Minitron-8B-Base
Property | Value |
---|---|
Model Size | 8B parameters |
Developer | NVIDIA |
License | NVIDIA Open Model License |
Research Paper | arXiv:2407.14679 |
Training Period | February 2024 - June 2024 |
What is Minitron-8B-Base?
Minitron-8B-Base is an innovative large language model developed by NVIDIA through a sophisticated pruning process of the larger Nemotron-4 15B model. What makes it particularly interesting is its efficient training approach, requiring 40x fewer training tokens compared to training from scratch, while maintaining competitive performance with models like Mistral 7B and Gemma 7B.
Implementation Details
The model features a sophisticated architecture with 4096 embedding size, 48 attention heads, and 16384 MLP intermediate dimension. It implements Grouped-Query Attention (GQA) and Rotary Position Embeddings (RoPE) for enhanced performance.

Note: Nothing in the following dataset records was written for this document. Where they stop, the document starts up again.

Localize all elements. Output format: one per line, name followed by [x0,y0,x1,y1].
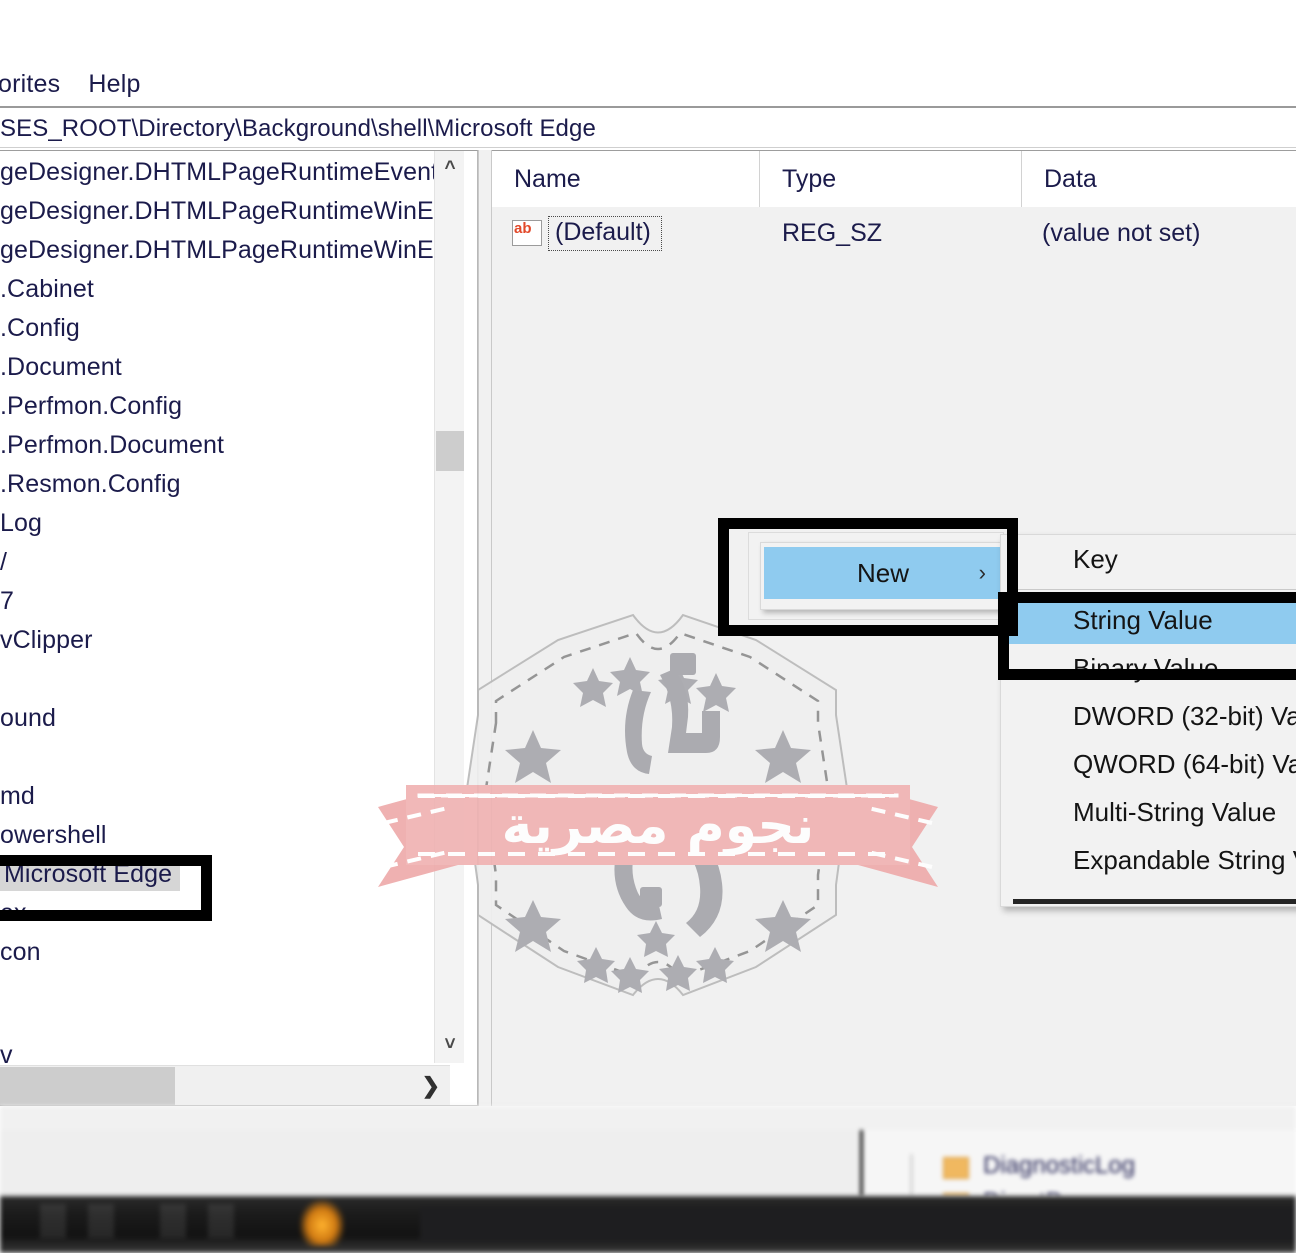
menu-item-favorites[interactable]: orites [0,70,74,99]
new-submenu[interactable]: Key String Value Binary Value DWORD (32-… [1000,534,1296,907]
column-header-type[interactable]: Type [760,151,1022,207]
address-bar[interactable]: SES_ROOT\Directory\Background\shell\Micr… [0,110,1296,148]
registry-path-text: SES_ROOT\Directory\Background\shell\Micr… [0,114,596,142]
tree-item[interactable]: geDesigner.DHTMLPageRuntimeWinEv [0,231,446,270]
taskbar-tick [160,1204,186,1238]
table-row[interactable]: (Default) REG_SZ (value not set) [492,207,1296,259]
taskbar-tick [40,1204,66,1238]
tree-item[interactable]: Log [0,504,42,543]
taskbar-blurred [0,1196,1296,1253]
tree-item-label: owershell [0,821,107,849]
tree-item-label: / [0,548,8,576]
tree-hscroll-thumb[interactable] [0,1067,175,1105]
background-tree-list: DiagnosticLog DirectDraw [860,1130,1296,1196]
tree-item-label: md [0,782,35,810]
tree-item-label: geDesigner.DHTMLPageRuntimeWinEv [0,236,447,264]
submenu-separator [1013,589,1296,590]
tree-item-label: vClipper [0,626,93,654]
column-header-data[interactable]: Data [1022,151,1296,207]
tree-item-label: Log [0,509,43,537]
submenu-item-expandable-string-value[interactable]: Expandable String Value [1001,836,1296,884]
submenu-item-multi-string-value[interactable]: Multi-String Value [1001,788,1296,836]
submenu-item-key[interactable]: Key [1001,535,1296,583]
submenu-item-qword-value[interactable]: QWORD (64-bit) Value [1001,740,1296,788]
values-column-header: Name Type Data [492,151,1296,207]
submenu-bottom-bar [1013,899,1296,904]
tree-item-label: ound [0,704,57,732]
tree-item[interactable]: geDesigner.DHTMLPageRuntimeEvent.1 [0,153,459,192]
tree-item-label: geDesigner.DHTMLPageRuntimeEvent.1 [0,158,460,186]
tree-vscroll-thumb[interactable] [436,431,464,471]
ab-string-icon [512,218,542,246]
tree-item-label: geDesigner.DHTMLPageRuntimeWinEv [0,197,447,225]
tree-item[interactable]: .Cabinet [0,270,94,309]
annotation-box-string-value [998,592,1296,680]
tree-horizontal-scrollbar[interactable]: ❯ [0,1065,450,1105]
taskbar-panel [420,1206,1296,1242]
tree-item[interactable]: / [0,543,7,582]
tree-item[interactable]: 7 [0,582,14,621]
registry-editor-window: orites Help SES_ROOT\Directory\Backgroun… [0,0,1296,1253]
tree-item[interactable]: .Resmon.Config [0,465,181,504]
background-window: DiagnosticLog DirectDraw [0,1106,1296,1196]
tree-item-label: .Perfmon.Document [0,431,225,459]
menu-item-help[interactable]: Help [74,70,154,99]
flame-icon [300,1200,344,1246]
tree-item-label: .Cabinet [0,275,94,303]
tree-line [911,1154,912,1196]
tree-item-label: con [0,938,41,966]
taskbar-tick [88,1204,114,1238]
tree-item-label: 7 [0,587,15,615]
tree-item[interactable]: .Perfmon.Document [0,426,224,465]
tree-item[interactable]: .Config [0,309,80,348]
tree-item[interactable]: .Perfmon.Config [0,387,182,426]
scroll-right-icon[interactable]: ❯ [422,1066,440,1105]
tree-item[interactable]: owershell [0,816,107,855]
tree-item[interactable]: .Document [0,348,122,387]
column-header-name[interactable]: Name [492,151,760,207]
tree-item[interactable]: con [0,933,41,972]
menu-bar: orites Help [0,62,1296,108]
value-name-cell[interactable]: (Default) [492,215,760,251]
tree-item[interactable]: geDesigner.DHTMLPageRuntimeWinEv [0,192,446,231]
registry-tree-pane[interactable]: geDesigner.DHTMLPageRuntimeEvent.1 geDesi… [0,150,478,1106]
tree-item[interactable]: md [0,777,35,816]
value-data-cell: (value not set) [1042,218,1201,247]
annotation-box-new [718,518,1018,636]
tree-item-label: .Resmon.Config [0,470,181,498]
background-tree-item-diagnosticlog: DiagnosticLog [983,1152,1136,1179]
tree-vertical-scrollbar[interactable]: ^ ˅ [434,151,464,1063]
tree-item-label: .Document [0,353,122,381]
registry-tree-list[interactable]: geDesigner.DHTMLPageRuntimeEvent.1 geDesi… [0,151,459,1069]
value-name-text: (Default) [548,215,662,251]
tree-item-label: .Config [0,314,80,342]
background-tree-item-directdraw: DirectDraw [983,1188,1102,1196]
folder-icon [943,1157,969,1179]
taskbar-tick [208,1204,234,1238]
pane-splitter[interactable] [478,150,492,1106]
value-type-cell: REG_SZ [782,218,883,247]
tree-item-label: .Perfmon.Config [0,392,183,420]
submenu-item-dword-value[interactable]: DWORD (32-bit) Value [1001,692,1296,740]
scroll-up-icon[interactable]: ^ [435,153,465,185]
background-window-strip [0,1106,1296,1130]
annotation-box-microsoft-edge [0,855,212,921]
tree-item[interactable]: vClipper [0,621,93,660]
tree-item[interactable]: ound [0,699,56,738]
scroll-down-icon[interactable]: ˅ [435,1029,465,1061]
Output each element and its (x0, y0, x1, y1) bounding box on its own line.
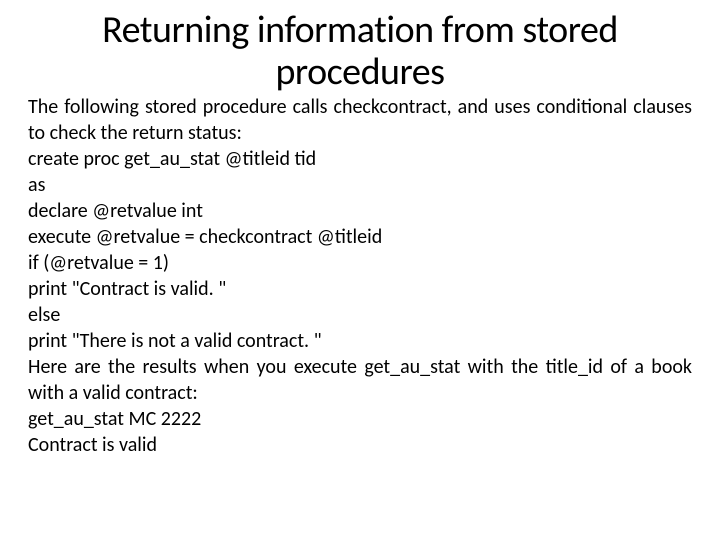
code-line: as (28, 172, 692, 198)
code-line: else (28, 302, 692, 328)
result-line: Contract is valid (28, 432, 692, 458)
code-line: create proc get_au_stat @titleid tid (28, 146, 692, 172)
code-line: print "There is not a valid contract. " (28, 328, 692, 354)
body-content: The following stored procedure calls che… (28, 94, 692, 458)
slide-title: Returning information from stored proced… (28, 10, 692, 94)
code-line: print "Contract is valid. " (28, 276, 692, 302)
result-line: get_au_stat MC 2222 (28, 406, 692, 432)
code-line: declare @retvalue int (28, 198, 692, 224)
code-line: execute @retvalue = checkcontract @title… (28, 224, 692, 250)
code-line: if (@retvalue = 1) (28, 250, 692, 276)
results-intro: Here are the results when you execute ge… (28, 354, 692, 406)
slide-container: Returning information from stored proced… (0, 0, 720, 540)
intro-text: The following stored procedure calls che… (28, 94, 692, 146)
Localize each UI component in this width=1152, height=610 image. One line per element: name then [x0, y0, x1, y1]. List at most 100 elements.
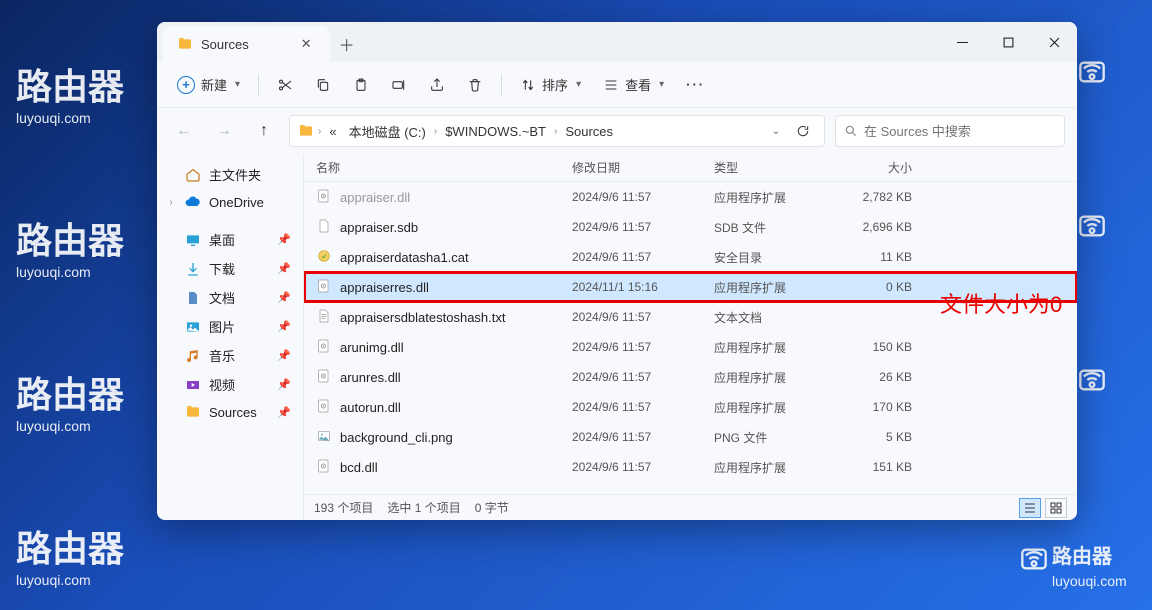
paste-button[interactable]	[345, 73, 377, 97]
breadcrumb-prefix[interactable]: «	[325, 122, 340, 141]
view-details-button[interactable]	[1019, 498, 1041, 518]
nav-music[interactable]: 音乐📌	[161, 341, 299, 370]
chevron-down-icon: ▾	[576, 79, 581, 90]
pin-icon: 📌	[277, 349, 291, 362]
picture-icon	[185, 319, 201, 335]
file-size: 170 KB	[834, 400, 912, 414]
scissors-icon	[277, 77, 293, 93]
cloud-icon	[185, 194, 201, 210]
nav-desktop[interactable]: 桌面📌	[161, 225, 299, 254]
file-name: arunres.dll	[340, 370, 401, 385]
address-bar: ← → ↑ › « 本地磁盘 (C:) › $WINDOWS.~BT › Sou…	[157, 108, 1077, 154]
file-icon	[316, 218, 332, 237]
new-tab-button[interactable]: ＋	[330, 26, 364, 62]
nav-downloads[interactable]: 下载📌	[161, 254, 299, 283]
file-icon	[316, 278, 332, 297]
nav-sources[interactable]: Sources📌	[161, 399, 299, 425]
view-button[interactable]: 查看 ▾	[595, 71, 672, 98]
nav-documents[interactable]: 文档📌	[161, 283, 299, 312]
desktop-icon	[185, 232, 201, 248]
up-button[interactable]: ↑	[249, 116, 279, 146]
sort-icon	[520, 77, 536, 93]
minimize-button[interactable]	[939, 22, 985, 62]
sort-button[interactable]: 排序 ▾	[512, 71, 589, 98]
pin-icon: 📌	[277, 320, 291, 333]
table-row[interactable]: background_cli.png2024/9/6 11:57PNG 文件5 …	[304, 422, 1077, 452]
nav-pictures[interactable]: 图片📌	[161, 312, 299, 341]
file-name: appraiser.dll	[340, 190, 410, 205]
table-row[interactable]: arunimg.dll2024/9/6 11:57应用程序扩展150 KB	[304, 332, 1077, 362]
folder-icon	[185, 404, 201, 420]
forward-button[interactable]: →	[209, 116, 239, 146]
copy-button[interactable]	[307, 73, 339, 97]
share-button[interactable]	[421, 73, 453, 97]
file-size: 2,696 KB	[834, 220, 912, 234]
table-row[interactable]: arunres.dll2024/9/6 11:57应用程序扩展26 KB	[304, 362, 1077, 392]
file-type: 文本文档	[714, 309, 834, 326]
file-date: 2024/9/6 11:57	[572, 340, 714, 354]
breadcrumb-seg1[interactable]: $WINDOWS.~BT	[441, 122, 550, 141]
delete-button[interactable]	[459, 73, 491, 97]
chevron-down-icon: ▾	[235, 79, 240, 90]
chevron-down-icon: ▾	[659, 79, 664, 90]
download-icon	[185, 261, 201, 277]
share-icon	[429, 77, 445, 93]
titlebar: Sources ✕ ＋	[157, 22, 1077, 62]
close-button[interactable]	[1031, 22, 1077, 62]
view-icon	[603, 77, 619, 93]
folder-icon	[298, 123, 314, 139]
table-row[interactable]: autorun.dll2024/9/6 11:57应用程序扩展170 KB	[304, 392, 1077, 422]
file-icon	[316, 398, 332, 417]
table-row[interactable]: appraiserdatasha1.cat2024/9/6 11:57安全目录1…	[304, 242, 1077, 272]
file-icon	[316, 338, 332, 357]
nav-onedrive[interactable]: ›OneDrive	[161, 189, 299, 215]
file-name: arunimg.dll	[340, 340, 404, 355]
folder-icon	[177, 36, 193, 52]
file-type: 安全目录	[714, 249, 834, 266]
refresh-button[interactable]	[790, 118, 816, 144]
view-thumbnails-button[interactable]	[1045, 498, 1067, 518]
search-box[interactable]	[835, 115, 1065, 147]
new-button[interactable]: + 新建 ▾	[169, 71, 248, 98]
wm-text: 路由器	[16, 58, 124, 110]
tab-close-icon[interactable]: ✕	[297, 32, 316, 56]
home-icon	[185, 167, 201, 183]
col-name[interactable]: 名称	[316, 159, 572, 176]
col-date[interactable]: 修改日期	[572, 159, 714, 176]
table-row[interactable]: appraiser.sdb2024/9/6 11:57SDB 文件2,696 K…	[304, 212, 1077, 242]
pin-icon: 📌	[277, 262, 291, 275]
nav-home[interactable]: 主文件夹	[161, 160, 299, 189]
tab-sources[interactable]: Sources ✕	[163, 26, 330, 62]
cut-button[interactable]	[269, 73, 301, 97]
col-type[interactable]: 类型	[714, 159, 834, 176]
file-type: 应用程序扩展	[714, 279, 834, 296]
file-date: 2024/9/6 11:57	[572, 460, 714, 474]
table-row[interactable]: bcd.dll2024/9/6 11:57应用程序扩展151 KB	[304, 452, 1077, 482]
breadcrumb-seg2[interactable]: Sources	[561, 122, 617, 141]
more-button[interactable]: ···	[678, 73, 713, 96]
tab-title: Sources	[201, 37, 249, 52]
file-size: 150 KB	[834, 340, 912, 354]
col-size[interactable]: 大小	[834, 159, 912, 176]
file-date: 2024/9/6 11:57	[572, 400, 714, 414]
nav-videos[interactable]: 视频📌	[161, 370, 299, 399]
wm-sub: luyouqi.com	[16, 110, 124, 126]
pin-icon: 📌	[277, 378, 291, 391]
column-headers[interactable]: 名称 修改日期 类型 大小	[304, 154, 1077, 182]
breadcrumb[interactable]: › « 本地磁盘 (C:) › $WINDOWS.~BT › Sources ⌄	[289, 115, 825, 147]
breadcrumb-root[interactable]: 本地磁盘 (C:)	[345, 120, 430, 143]
clipboard-icon	[353, 77, 369, 93]
rename-button[interactable]	[383, 73, 415, 97]
copy-icon	[315, 77, 331, 93]
file-name: appraiserres.dll	[340, 280, 429, 295]
table-row[interactable]: appraiser.dll2024/9/6 11:57应用程序扩展2,782 K…	[304, 182, 1077, 212]
file-date: 2024/11/1 15:16	[572, 280, 714, 294]
file-icon	[316, 248, 332, 267]
breadcrumb-dropdown[interactable]: ⌄	[762, 118, 788, 144]
search-input[interactable]	[864, 124, 1056, 139]
back-button[interactable]: ←	[169, 116, 199, 146]
maximize-button[interactable]	[985, 22, 1031, 62]
document-icon	[185, 290, 201, 306]
file-name: appraiserdatasha1.cat	[340, 250, 469, 265]
navigation-pane: 主文件夹 ›OneDrive 桌面📌 下载📌 文档📌 图片📌 音乐📌 视频📌 S…	[157, 154, 304, 520]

- Architecture: Transformer Decoder (auto-regressive language model)
- Network Base: Nemotron-4
- Training Data: 94 billion tokens
- Input/Output: Text-based string format
Core Capabilities
- MMLU Score: 64.5 (5-shot)
- HellaSwag: 81.6 (zero-shot)
- GSM8K: 54.2 (zero-shot)
- Code Generation: 31.6 (HumanEval p@1, 0-shot)
- Multilingual support including code generation capabilities
Frequently Asked Questions
Q: What makes this model unique?
The model's uniqueness lies in its efficient training approach, achieving comparable performance to larger models while requiring significantly less computational resources. The pruning and distillation process results in 1.8x compute cost savings for the entire model family.
Q: What are the recommended use cases?
The model is designed for research and development purposes, excelling in tasks like language understanding, code generation, and general text generation. However, users should be aware of potential limitations regarding toxic content and societal biases.